Since 2001, Pakistan has become a highly visible location for the US-led War on Terror. This visibility is based on, and has produced, a transnational circuit of representations of Pakistan. Pakistan is either condemned as an exceptional failure of the nation-state, or redeemed through exceptional nationalist figures of courage and resistance. Such representations have material consequences for Pakistanis, including elisions between anti-state struggles due to injustice and inequality, sectarian violence, and transnational war machines based in Pakistan.

This dissertation explores the transnational politics of class, gender, and sexuality of these representations. The tropes deployed by these narrations attempt to manage an epistemological, emotional, and material excess of lives that cannot be contained by the categorical structure of the Pakistani nation-state.

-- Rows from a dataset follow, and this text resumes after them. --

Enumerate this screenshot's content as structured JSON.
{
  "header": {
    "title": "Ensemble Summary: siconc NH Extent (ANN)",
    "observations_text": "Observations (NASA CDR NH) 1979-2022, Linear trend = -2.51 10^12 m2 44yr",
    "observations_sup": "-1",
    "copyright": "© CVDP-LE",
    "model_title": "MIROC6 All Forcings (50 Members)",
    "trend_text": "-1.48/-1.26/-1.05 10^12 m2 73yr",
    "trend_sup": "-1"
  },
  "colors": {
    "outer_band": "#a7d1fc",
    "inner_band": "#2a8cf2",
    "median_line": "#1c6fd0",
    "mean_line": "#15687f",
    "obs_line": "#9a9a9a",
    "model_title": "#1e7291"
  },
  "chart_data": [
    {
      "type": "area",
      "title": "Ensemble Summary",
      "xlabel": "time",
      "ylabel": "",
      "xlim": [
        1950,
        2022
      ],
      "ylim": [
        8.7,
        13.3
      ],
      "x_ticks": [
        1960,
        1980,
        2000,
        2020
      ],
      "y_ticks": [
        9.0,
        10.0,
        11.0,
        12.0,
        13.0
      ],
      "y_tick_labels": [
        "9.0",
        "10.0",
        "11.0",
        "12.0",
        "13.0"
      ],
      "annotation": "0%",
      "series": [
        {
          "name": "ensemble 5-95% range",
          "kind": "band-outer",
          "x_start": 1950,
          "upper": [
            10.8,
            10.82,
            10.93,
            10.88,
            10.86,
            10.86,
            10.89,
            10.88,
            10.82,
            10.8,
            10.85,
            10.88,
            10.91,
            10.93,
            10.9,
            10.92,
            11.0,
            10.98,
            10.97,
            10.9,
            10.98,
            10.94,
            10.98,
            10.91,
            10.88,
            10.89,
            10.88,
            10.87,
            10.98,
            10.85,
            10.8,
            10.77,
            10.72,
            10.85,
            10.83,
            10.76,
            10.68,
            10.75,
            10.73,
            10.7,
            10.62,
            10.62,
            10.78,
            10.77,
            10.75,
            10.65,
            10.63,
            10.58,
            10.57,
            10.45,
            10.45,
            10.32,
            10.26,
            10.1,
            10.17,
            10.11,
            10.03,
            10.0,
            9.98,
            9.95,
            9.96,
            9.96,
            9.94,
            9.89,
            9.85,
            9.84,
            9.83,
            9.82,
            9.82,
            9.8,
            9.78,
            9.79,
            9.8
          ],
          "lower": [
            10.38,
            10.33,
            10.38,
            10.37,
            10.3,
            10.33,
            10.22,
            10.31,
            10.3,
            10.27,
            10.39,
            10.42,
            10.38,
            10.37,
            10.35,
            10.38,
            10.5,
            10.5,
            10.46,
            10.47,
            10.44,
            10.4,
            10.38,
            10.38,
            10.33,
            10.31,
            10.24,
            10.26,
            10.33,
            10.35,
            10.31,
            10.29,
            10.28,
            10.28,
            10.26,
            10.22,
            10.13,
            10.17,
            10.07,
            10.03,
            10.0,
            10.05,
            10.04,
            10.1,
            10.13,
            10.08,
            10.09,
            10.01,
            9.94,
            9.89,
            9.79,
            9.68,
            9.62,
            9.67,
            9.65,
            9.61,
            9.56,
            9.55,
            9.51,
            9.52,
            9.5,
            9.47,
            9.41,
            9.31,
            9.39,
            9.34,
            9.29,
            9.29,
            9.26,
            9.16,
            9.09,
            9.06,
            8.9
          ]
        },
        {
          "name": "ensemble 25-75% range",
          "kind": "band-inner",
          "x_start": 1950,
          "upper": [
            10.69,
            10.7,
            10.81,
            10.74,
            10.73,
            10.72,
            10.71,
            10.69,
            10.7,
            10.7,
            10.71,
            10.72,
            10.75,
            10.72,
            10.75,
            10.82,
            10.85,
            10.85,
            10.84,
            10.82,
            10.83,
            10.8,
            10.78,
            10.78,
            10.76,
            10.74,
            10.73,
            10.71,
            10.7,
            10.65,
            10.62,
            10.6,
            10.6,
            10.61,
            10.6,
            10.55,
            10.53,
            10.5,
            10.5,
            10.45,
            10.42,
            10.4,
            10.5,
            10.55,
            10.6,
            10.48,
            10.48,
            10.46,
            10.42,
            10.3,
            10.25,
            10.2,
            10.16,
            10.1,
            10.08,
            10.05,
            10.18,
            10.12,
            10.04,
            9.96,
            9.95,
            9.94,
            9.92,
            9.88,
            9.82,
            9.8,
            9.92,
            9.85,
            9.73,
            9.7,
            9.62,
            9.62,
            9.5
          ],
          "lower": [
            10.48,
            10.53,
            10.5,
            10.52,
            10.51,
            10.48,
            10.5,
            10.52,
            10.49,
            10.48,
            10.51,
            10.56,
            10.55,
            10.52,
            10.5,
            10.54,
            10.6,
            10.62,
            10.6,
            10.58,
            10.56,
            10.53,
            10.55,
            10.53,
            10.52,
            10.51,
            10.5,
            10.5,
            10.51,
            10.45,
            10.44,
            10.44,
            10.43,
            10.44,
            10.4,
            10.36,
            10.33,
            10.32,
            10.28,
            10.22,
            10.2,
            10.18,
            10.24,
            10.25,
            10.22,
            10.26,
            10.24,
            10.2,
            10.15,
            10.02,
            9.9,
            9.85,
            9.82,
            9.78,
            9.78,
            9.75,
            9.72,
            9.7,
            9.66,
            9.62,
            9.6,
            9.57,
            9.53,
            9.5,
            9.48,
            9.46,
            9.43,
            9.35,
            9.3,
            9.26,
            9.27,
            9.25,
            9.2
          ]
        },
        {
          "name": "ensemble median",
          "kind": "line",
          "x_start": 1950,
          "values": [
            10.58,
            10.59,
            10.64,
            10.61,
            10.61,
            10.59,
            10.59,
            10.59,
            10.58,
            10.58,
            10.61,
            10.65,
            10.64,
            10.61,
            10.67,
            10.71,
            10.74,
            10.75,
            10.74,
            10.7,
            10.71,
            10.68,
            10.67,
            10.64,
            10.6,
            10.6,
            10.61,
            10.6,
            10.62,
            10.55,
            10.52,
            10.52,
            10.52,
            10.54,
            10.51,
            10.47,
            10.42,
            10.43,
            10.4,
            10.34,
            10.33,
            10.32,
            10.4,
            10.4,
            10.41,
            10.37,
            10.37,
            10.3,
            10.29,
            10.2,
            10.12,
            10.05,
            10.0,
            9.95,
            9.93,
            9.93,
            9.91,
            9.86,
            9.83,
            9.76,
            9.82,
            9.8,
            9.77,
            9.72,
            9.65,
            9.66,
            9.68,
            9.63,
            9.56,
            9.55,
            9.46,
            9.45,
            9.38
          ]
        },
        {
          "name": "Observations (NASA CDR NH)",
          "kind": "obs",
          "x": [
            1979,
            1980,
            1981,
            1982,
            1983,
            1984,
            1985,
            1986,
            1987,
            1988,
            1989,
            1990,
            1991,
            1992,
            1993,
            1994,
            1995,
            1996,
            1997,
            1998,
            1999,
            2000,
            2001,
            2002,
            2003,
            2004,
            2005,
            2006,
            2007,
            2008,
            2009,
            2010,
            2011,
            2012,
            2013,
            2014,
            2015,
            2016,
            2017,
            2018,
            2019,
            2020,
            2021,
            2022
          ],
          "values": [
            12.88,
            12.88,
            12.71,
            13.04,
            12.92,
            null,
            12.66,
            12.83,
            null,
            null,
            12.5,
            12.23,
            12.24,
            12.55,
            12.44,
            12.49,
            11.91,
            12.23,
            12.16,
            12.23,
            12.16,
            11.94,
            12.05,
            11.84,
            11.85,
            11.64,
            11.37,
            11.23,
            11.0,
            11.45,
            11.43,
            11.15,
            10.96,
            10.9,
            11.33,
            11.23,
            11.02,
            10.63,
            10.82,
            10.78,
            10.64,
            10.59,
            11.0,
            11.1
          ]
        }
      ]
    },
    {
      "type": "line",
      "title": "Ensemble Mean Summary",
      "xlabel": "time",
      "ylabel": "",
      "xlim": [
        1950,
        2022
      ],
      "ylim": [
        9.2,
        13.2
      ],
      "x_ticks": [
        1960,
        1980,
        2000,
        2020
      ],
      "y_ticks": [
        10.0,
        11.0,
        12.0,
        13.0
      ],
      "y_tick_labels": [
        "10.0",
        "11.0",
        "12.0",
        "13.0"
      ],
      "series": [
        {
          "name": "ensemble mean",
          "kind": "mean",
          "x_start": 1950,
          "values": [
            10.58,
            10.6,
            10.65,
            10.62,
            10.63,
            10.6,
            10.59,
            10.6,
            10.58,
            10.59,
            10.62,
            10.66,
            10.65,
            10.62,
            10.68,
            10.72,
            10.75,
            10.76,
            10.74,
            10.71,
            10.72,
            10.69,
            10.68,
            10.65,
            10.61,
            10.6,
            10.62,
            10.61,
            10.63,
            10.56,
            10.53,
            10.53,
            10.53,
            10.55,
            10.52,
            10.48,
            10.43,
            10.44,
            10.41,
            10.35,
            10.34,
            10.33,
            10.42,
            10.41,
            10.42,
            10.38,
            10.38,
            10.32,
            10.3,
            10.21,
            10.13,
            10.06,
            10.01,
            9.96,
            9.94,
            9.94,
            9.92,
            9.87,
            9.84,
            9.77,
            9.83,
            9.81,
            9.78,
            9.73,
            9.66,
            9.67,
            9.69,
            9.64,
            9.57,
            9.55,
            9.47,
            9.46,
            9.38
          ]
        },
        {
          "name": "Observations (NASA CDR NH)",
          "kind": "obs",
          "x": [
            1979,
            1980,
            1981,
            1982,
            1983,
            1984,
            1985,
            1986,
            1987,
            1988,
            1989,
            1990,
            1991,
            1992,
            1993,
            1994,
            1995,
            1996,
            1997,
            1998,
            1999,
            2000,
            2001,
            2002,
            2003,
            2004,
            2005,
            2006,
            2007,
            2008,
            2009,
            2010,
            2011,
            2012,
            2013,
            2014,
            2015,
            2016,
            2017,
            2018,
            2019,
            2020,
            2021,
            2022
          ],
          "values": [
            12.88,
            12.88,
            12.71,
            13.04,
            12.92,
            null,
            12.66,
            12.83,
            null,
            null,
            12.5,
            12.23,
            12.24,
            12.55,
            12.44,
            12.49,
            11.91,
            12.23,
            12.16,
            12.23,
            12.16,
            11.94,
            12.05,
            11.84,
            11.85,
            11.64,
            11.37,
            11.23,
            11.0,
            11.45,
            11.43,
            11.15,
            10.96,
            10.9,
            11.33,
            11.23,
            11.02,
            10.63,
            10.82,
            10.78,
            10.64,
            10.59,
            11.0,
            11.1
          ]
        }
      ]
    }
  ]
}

I analyze the 2012 film "The Reluctant Fundamentalist," by Mira Nair, based on Mohsin Hamid's 2007 novel; the 1998 film, "Jinnah," by Jamil Dehlavi; and the 2008 novel, A Case of Exploding Mangoes by Mohammed Hanif. "Jinnah" focuses on the partition of India in 1947. A Case of Exploding Mangoes is set in 1988 during the last days of General Zia-ul-Haq's military regime. "The Reluctant Fundamentalist" is about the attacks on New York City on September 11, 2001.

Through a methodological combination of literary and cultural studies, I situate the texts in the historical context of each moment of crisis, and examine their international circulation amongst wider representations of Pakistan. My theoretical framework is based in transnational, postcolonial, feminist of color, and queer of color scholarship. I use this scholarship to locate excess in genealogies, bodies, emotions, practices, and communities which contest nationalist narrations of Pakistan.

This dissertation is part of transnational Pakistani scholarship which tries to imagine Pakistan differently, through neither condemnation nor redemption. Such scholarship elucidates transnational politics of gender, sexuality, and class that undergird nationalist claims on the idea and space of Pakistan. Excess is a moment in the stakes and consequences of these representations are illuminated, at which one can choose to turn towards transnational, postcolonial, feminist, antiracist, and queer of color practices of responsible and responsive solidarity between communities.